AML2 is a member of the acute myelogenous leukemia, AML family of transcription factors, The biologic functions of AML1 and AML3 have been well characterized; however, the functional role of AML2 remains unknown. In this study, we found that AML2 protein expressed predominantly in cells of hematopoietic origin is a nuclear serine phosphoprotein associated with the nuclear matrix, and its expression is not cell cycle-related.
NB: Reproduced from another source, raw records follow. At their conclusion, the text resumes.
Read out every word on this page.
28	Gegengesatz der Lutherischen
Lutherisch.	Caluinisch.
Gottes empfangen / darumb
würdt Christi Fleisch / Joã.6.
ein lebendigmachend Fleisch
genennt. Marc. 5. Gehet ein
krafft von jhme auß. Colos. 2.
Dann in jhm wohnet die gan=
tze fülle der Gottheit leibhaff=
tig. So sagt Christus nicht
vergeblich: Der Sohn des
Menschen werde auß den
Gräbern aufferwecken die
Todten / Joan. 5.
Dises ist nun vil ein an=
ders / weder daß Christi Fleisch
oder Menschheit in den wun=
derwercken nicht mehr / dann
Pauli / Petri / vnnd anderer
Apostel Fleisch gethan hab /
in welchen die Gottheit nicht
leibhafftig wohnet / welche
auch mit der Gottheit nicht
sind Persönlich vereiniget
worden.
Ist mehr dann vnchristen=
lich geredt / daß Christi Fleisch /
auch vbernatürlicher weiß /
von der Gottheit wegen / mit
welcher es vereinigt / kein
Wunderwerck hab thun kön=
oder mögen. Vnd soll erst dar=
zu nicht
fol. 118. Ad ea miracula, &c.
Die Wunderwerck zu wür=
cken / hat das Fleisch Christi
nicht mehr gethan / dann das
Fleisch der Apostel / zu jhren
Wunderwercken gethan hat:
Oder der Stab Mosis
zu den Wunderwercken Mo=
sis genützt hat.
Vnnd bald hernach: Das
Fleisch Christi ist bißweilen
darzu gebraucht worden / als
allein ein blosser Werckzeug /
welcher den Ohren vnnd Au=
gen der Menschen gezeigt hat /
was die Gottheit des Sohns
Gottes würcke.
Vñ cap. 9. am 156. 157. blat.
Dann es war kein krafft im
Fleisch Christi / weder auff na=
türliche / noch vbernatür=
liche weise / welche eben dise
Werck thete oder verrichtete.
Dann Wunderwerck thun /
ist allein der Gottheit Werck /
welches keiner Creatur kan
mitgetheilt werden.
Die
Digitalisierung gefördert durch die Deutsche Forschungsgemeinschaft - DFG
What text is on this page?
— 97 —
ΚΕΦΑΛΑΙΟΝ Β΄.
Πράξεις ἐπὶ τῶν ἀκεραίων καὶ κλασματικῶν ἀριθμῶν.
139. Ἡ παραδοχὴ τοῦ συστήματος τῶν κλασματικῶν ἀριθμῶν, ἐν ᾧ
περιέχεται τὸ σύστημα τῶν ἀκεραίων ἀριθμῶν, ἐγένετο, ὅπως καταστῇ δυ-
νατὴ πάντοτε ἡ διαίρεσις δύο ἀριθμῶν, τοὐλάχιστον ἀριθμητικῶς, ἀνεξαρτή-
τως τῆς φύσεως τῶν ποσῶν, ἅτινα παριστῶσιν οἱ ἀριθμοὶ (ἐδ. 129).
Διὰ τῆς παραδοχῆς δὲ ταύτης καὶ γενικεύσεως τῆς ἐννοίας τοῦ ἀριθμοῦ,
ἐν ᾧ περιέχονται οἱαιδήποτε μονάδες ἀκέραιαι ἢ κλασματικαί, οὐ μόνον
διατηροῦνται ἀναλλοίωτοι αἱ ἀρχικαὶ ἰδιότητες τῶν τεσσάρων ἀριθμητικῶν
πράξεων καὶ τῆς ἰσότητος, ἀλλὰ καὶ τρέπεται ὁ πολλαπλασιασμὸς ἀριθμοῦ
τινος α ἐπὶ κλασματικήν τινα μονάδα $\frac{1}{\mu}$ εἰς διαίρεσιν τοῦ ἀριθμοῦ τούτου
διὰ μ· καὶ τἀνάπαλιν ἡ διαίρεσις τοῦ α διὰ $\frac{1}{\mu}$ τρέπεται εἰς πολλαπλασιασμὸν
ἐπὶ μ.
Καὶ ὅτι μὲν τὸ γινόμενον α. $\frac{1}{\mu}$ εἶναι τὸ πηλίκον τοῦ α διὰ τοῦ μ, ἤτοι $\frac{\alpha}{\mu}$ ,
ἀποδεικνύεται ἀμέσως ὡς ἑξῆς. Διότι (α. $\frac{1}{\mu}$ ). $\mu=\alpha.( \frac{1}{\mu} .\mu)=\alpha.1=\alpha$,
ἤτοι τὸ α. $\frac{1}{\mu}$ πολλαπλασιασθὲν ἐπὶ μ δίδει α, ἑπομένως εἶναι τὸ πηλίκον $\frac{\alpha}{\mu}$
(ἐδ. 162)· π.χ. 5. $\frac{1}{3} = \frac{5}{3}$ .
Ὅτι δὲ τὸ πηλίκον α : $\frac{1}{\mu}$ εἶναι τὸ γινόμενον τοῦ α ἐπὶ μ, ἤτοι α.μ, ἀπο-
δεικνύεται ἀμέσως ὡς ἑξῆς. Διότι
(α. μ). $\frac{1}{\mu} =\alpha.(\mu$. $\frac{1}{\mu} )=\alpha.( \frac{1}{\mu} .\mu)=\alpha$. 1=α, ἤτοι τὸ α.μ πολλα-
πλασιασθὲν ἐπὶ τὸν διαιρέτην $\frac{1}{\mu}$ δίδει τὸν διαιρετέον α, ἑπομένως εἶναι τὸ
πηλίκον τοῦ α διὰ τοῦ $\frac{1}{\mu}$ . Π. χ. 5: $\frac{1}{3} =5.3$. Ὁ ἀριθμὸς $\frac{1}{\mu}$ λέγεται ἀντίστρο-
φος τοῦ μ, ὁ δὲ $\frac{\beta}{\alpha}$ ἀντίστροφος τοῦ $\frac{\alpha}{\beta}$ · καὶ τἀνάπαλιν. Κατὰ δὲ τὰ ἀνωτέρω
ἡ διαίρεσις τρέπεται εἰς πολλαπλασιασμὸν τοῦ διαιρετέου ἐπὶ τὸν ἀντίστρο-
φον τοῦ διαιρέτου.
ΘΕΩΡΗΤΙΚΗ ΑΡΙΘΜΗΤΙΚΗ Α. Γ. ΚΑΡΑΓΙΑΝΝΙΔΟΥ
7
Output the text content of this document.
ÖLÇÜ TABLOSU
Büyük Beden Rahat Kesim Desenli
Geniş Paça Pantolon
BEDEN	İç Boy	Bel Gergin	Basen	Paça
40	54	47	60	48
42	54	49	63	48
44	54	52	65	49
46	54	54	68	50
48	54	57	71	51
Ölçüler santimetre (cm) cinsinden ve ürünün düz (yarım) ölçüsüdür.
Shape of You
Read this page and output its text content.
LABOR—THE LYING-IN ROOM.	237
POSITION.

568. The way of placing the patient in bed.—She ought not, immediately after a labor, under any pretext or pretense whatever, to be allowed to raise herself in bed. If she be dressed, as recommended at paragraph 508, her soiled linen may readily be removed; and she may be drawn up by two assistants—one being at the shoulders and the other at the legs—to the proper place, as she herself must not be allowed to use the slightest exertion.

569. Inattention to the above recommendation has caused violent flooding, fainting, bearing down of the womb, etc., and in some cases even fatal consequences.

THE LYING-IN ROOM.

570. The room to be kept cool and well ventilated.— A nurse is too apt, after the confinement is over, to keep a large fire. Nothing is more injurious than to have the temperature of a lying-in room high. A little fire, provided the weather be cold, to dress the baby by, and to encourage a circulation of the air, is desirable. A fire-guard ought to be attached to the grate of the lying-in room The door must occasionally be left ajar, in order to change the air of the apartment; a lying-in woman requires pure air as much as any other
In HL-60 cells AML2 expression can be induced by all three natural retinoids, all-trans-retinoic acid (RA), 13-cis-RA, and 9-cis-RA in a dose-dependent manner. A synthetic retinoic acid derivative, 4HPR, which neither activates RA receptor (RAR) alpha nor retinoic X receptor alpha was unable to induce the expression of AML2. A RAR-selective activator,TTNPB, induced AML2 expression similar to RA, Our study further showed that AGN193109, a potent RAR alpha antagonist, suppressed AML2 expression induced by RA and that a retinoic X receptor pan agonist AGN194204 had no effect on its expression, Taken together, these studies conclusively demonstrated that the expression of AML2 in HL-60 cells is regulated through the RAR alpha-specific signaling pathway, Our study further showed that after all-trans-retinoic acid priming, AML2 expression could be augmented by vitamin D-3. Based on these studies we hypothesize that AML2 expression is normally regulated by retinoid/vitamin D nuclear receptors mainly through the RAR alpha-dependent signaling pathway and that it may play a role in hematopoietic cell differentiation.